SINGAPORE (THE BUSINESS TIMES) – Industrial rents for most segments in Singapore will moderate in 2020 as shrinking global demand takes its toll on the local manufacturing sector, Cushman & Wakefield said on Wednesday (April 15).
Location will be a big factor in determining rental growth of different micro markets during the Covid-19 outbreak, the real estate services firm added.
It expects factory rents and better-quality industrial buildings to be more affected by Covid-19 due to their outlying locations.
Cushman & Wakefield said the volume of new leases will fall as a majority of firms have shelved their plans to relocate and renewed their current lease instead.

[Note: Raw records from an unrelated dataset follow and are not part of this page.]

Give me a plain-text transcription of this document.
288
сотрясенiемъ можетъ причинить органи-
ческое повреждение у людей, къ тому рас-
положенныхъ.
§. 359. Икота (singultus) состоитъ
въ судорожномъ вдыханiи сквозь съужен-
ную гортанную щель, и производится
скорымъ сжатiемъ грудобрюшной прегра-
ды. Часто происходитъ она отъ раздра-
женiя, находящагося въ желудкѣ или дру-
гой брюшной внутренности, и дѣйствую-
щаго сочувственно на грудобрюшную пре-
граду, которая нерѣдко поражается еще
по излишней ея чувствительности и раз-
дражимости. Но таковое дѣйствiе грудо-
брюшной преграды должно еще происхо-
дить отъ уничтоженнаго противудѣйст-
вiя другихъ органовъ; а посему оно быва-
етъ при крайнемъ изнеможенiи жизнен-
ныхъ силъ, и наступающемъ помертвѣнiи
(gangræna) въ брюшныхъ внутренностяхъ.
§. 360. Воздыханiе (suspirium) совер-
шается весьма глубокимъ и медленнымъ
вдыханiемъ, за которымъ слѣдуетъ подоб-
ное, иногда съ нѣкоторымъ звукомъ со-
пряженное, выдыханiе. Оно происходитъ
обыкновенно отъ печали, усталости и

“Businesses are unwilling to allocate any additional capex during this period,” it noted.
However, it expects the degree of rental moderation for warehouse rents to be lower due to increased e-commerce activity and deliveries.
Christine Li, Cushman & Wakefield’s head of research for Singapore and South-east Asia, said the controls on people movement have resulted in the unprecedented growth of e-commerce activity.
“Given the increased demand for delivery of online purchases of fresh food, medical supplies and general essential purchases, cold chain logistics facilities will probably register heightened leasing activity ahead,” she added.
Meanwhile, Cushman & Wakefield noted certain positive market developments in the first quarter despite the ongoing virus outbreak.
These include the launch of GrabFood’s 6,000 square foot cloud kitchen at Lam Soon Industrial Building, and German event organiser Deutsche Messe signing a memorandum of understanding to host its flagship manufacturing trade show in Singapore for an additional five years.
The trade show will enhance and accelerate the adoption of Industry 4.0 technologies among manufacturers across the Asia-Pacific, said Cushman & Wakefield.